Kim Un-hyang

Personal information
- Nationality: North Korea
- Born: 21 October 1991 (age 34) North Pyongan Province, North Korea

Sport
- Sport: Diving
- Event(s): 10m, 10 m synchro
- Partner: Choe Kum-hui

Korean name
- Hangul: 김은향
- Hanja: 金恩香
- RR: Gim Eunhyang
- MR: Kim Ŭnhyang

Medal record
Women's diving
Representing North Korea
World Championships
| Bronze medal – third place | 2015 Kazan | Sync. platform |
Asian Games
| Silver medal – second place | 2014 Incheon | Sync. platform |
| Bronze medal – third place | 2014 Incheon | 10m platform |
Summer Universiade
| Gold medal – first place | 2017 Taipei | Team |
| Gold medal – first place | 2017 Taipei | 10 m synchro |
| Silver medal – second place | 2017 Taipei | 10m platform |
| Bronze medal – third place | 2009 Belgrade | 10 m synchro |

= Kim Un-hyang (diver) =

North Korean diver (born 1991)

Kim Un-hyang (/ko/ or /ko/ /ko/; born 21 October 1991 in Pyeonganbuk-do) is a North Korean diver. Her main events are 10m platform and 10m synchronized platform.

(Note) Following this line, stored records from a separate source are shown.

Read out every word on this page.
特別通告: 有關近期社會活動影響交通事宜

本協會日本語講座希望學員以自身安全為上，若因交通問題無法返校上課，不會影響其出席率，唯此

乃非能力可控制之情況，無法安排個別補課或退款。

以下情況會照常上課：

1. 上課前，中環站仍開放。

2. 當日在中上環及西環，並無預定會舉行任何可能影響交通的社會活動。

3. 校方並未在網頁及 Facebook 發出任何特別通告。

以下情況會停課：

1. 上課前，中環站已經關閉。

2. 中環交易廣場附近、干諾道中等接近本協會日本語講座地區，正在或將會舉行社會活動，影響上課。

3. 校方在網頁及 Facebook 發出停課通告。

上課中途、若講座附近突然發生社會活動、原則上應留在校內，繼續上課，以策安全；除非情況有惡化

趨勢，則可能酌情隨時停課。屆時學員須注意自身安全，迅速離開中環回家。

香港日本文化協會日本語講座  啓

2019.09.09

At the 2008 Summer Olympics, she competed in the 10 m platform and the synchronised 10 m platform, with Choe Kum-Hui.

She competed in the 10 metre platform event at the 2012 Summer Olympics.

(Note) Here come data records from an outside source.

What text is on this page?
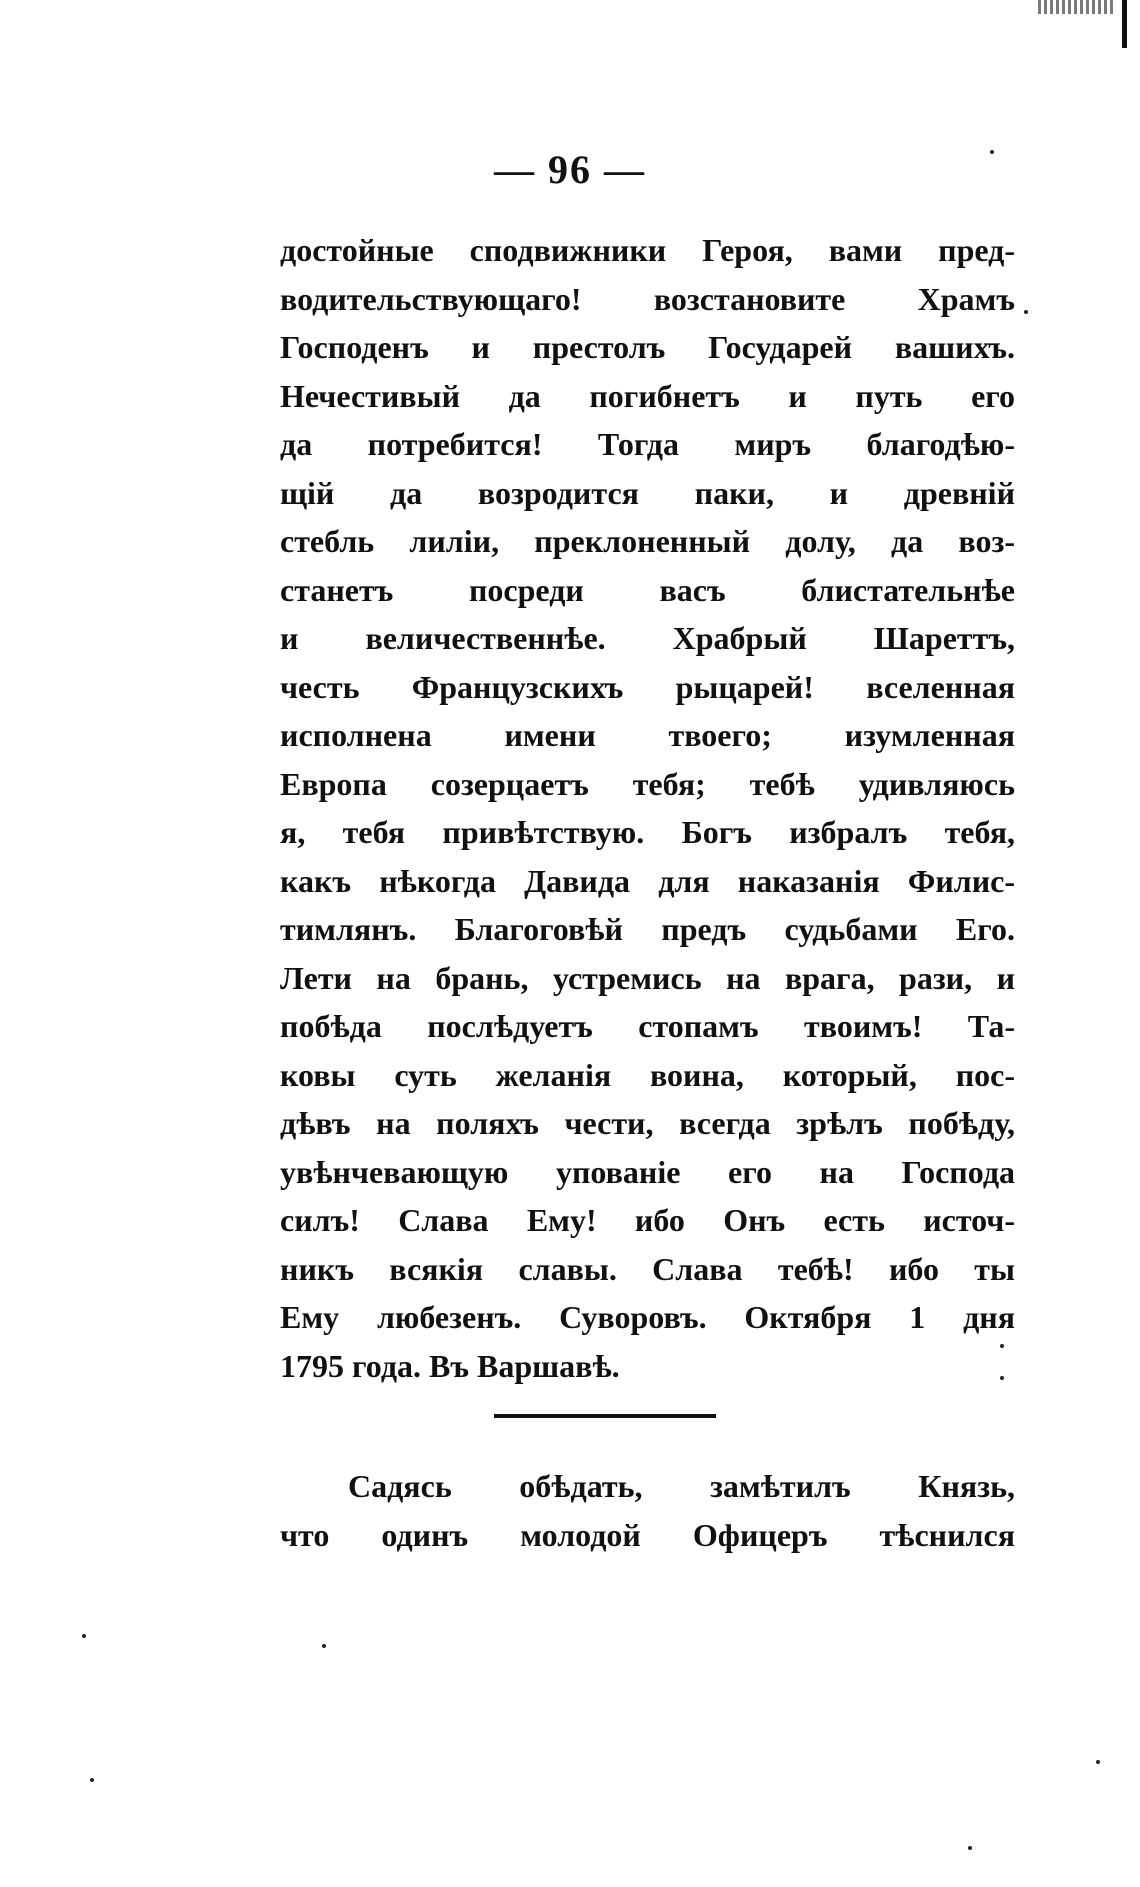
— 96 —
достойные сподвижники Героя, вами пред-
водительствующаго! возстановите Храмъ
Господенъ и престолъ Государей вашихъ.
Нечестивый да погибнетъ и путь его
да потребится! Тогда миръ благодѣю-
щій да возродится паки, и древній
стебль лиліи, преклоненный долу, да воз-
станетъ посреди васъ блистательнѣе
и величественнѣе. Храбрый Шареттъ,
честь Французскихъ рыцарей! вселенная
исполнена имени твоего; изумленная
Европа созерцаетъ тебя; тебѣ удивляюсь
я, тебя привѣтствую. Богъ избралъ тебя,
какъ нѣкогда Давида для наказанія Филис-
тимлянъ. Благоговѣй предъ судьбами Его.
Лети на брань, устремись на врага, рази, и
побѣда послѣдуетъ стопамъ твоимъ! Та-
ковы суть желанія воина, который, пос-
дѣвъ на поляхъ чести, всегда зрѣлъ побѣду,
увѣнчевающую упованіе его на Господа
силъ! Слава Ему! ибо Онъ есть источ-
никъ всякія славы. Слава тебѣ! ибо ты
Ему любезенъ. Суворовъ. Октября 1 дня
1795 года. Въ Варшавѣ.
Садясь обѣдать, замѣтилъ Князь,
что одинъ молодой Офицеръ тѣснился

She competed for the 2014 Asian Games at both women's 10m platform and synchronized platform. At the 2014 Asian Games, She won the silver medal of women's 10m synchronized platform with her partner Song Nam Hyang and the bronze medal of the individual event.

At the 2015 World Aquatics Championships, she won the bronze medal of women's 10m synchronized platform with her partner Song Nam Hyang.

She competed in the women's 10 metre platform event at the 2016 Olympics in Rio de Janeiro, coming seventh overall.